This position is an in-office role based in Phoenix, Arizona. It is the primary stakeholder responsible for formulating, implementing, and operationally supporting cybersecurity policies and procedures to protect the company from external and internal threats. The Director, Information Security will develop and implement Information Security and Disaster Recovery programs to minimize risk and exposure. This includes creating new concepts, methods, and strategies that drive continuous improvements in the company's security posture.
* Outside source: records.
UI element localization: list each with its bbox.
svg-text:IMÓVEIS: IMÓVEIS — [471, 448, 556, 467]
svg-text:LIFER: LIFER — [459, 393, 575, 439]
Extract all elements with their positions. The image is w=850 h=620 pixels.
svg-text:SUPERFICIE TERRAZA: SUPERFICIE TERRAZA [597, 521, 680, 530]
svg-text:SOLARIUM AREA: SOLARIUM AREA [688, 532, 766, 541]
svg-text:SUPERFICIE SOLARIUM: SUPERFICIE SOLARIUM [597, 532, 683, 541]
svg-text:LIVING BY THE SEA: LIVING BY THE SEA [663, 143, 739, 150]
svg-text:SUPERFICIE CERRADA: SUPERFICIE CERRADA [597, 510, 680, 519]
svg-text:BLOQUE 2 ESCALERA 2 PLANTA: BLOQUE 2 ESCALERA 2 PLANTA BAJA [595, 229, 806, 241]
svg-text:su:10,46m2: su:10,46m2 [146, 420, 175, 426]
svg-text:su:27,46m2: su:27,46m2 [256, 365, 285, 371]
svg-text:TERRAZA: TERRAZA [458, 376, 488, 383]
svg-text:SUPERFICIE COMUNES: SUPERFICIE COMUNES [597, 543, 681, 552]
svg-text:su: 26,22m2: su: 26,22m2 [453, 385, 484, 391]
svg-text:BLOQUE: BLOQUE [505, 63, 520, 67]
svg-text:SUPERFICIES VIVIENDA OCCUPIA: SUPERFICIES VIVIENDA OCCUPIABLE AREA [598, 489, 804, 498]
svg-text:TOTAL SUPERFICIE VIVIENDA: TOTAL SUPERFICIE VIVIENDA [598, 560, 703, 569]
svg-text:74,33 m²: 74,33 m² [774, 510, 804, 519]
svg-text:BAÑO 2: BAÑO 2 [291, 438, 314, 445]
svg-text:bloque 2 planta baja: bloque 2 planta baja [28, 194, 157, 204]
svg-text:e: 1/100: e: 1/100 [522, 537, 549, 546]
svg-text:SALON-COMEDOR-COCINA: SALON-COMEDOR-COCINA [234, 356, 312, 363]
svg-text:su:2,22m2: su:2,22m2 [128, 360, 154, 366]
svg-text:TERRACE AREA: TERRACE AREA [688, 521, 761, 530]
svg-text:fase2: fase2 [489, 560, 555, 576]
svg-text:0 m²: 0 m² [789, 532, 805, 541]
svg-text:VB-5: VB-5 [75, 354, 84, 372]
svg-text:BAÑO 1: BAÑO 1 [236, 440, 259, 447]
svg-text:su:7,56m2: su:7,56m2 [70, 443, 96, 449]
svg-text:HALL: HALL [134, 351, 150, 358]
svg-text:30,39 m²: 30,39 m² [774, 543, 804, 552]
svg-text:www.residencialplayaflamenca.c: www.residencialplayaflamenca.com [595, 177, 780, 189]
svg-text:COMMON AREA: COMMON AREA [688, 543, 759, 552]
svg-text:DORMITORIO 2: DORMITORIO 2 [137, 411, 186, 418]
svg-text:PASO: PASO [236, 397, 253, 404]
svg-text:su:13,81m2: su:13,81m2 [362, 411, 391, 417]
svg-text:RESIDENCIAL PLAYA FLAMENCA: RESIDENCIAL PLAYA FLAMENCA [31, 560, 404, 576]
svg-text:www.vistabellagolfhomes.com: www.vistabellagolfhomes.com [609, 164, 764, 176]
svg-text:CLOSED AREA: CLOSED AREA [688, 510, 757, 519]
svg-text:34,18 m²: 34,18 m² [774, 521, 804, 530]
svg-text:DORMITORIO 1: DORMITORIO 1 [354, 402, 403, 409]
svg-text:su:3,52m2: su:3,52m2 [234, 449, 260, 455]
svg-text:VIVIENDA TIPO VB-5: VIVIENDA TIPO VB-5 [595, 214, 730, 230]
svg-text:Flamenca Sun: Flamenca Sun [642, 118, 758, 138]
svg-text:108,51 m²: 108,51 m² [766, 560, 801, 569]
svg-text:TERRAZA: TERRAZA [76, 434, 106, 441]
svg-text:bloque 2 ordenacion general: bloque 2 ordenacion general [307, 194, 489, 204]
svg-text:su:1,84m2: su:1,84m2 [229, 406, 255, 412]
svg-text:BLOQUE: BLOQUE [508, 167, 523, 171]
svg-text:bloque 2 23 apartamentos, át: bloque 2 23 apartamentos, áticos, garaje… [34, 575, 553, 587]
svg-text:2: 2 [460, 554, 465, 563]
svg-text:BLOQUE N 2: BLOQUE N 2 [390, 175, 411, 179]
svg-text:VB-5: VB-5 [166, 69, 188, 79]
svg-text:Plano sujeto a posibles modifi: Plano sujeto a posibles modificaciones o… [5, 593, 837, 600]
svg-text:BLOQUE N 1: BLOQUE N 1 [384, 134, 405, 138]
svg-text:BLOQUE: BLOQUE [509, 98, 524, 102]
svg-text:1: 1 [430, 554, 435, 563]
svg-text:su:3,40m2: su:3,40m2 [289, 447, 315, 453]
The role requires hands-on leadership in planning, developing, and implementing Information Security frameworks, methodologies, policies, standards, and procedures related to operational risk management and IT audit processes.
The successful candidate will actively monitor the security environment, identify potential threats, and respond to intrusion attempts to defend against cyber risks. Alongside technical requirements, the Director will also communicate effectively with various stakeholders, identify improvement areas, and work closely with cross-functional teams to orchestrate mitigation plans. This position will serve as the primary contact for all SOX IT Audit activities, coordinating with Internal Audit, external auditors, IT, and business units to identify and address potential SOX gaps or deficiencies.
ESSENTIAL DUTIES & RESPONSIBILITIES
Lead and coordinate the development of the Information Security improvement plan, identifying strategic goals and paths to achieve them.
Cultivate and maintain stakeholder relationships across the organization, identifying cybersecurity threats and establishing remediation activities.
Manage the SOX and IT Audit process, particularly in a public company environment, to address gap remediation and foster long-term improvements in systems/applications.
Collaborate with senior management and business units to assess and support organizational risk mitigation needs through strategic and quality review solutions.
Evaluate past InfoSec assessments, develop corrective action plans, integrate roadmap solutions, and regularly report on recommendations.
Partner with the business to measure and assess the success of risk programs, ensuring adherence to information security frameworks, policies, and best practices.
Stay current on regulatory compliance standards, security trends, and best practices, and integrate these standards with minimal impact on business operations.
Implement Disaster Recovery (DR) and Business Continuity Planning (BCP) improvements for critical applications and platforms.
In collaboration with the Chief Information Officer (CIO), oversee partner/vendor contracts, negotiations, and SLA adherence.
MINIMUM QUALIFICATIONS
Bachelor's degree in a technical or business field preferred; Master's degree or MBA is a plus.
Current cybersecurity certifications (e.g., CISSP, CISM, CISA) indicating knowledge of security frameworks and best practices.
15+ years of experience in Information Security, with 8+ years in a leadership role, preferably in a public company environment.
Proven ability to communicate effectively with technical and non-technical stakeholders across various business units.
Experience in Security Operations (e.g., AV/Malware, SIEM, DLP, patch management) with a focus on consistent SLA performance.
Proficiency in log collection and analysis for investigations.
Skilled in developing InfoSec dashboards and metrics environments to identify gaps and improvements.
Recent experience in incident and crisis response implementation across multiple business units.
Strong background in risk evaluation and management.
Demonstrated knowledge of data security and compliance controls.
Ability to present a strategic vision aligning with corporate objectives, inspiring teams across the organization.
Excellent verbal and written communication skills, with the ability to present Security metrics to executive and business leaders; Board exposure is a plus.
Ability to travel up to 20%.
Work Environment: This position requires full-time, on-site presence in the Phoenix office. Remote work or telecommuting options are not available for this role.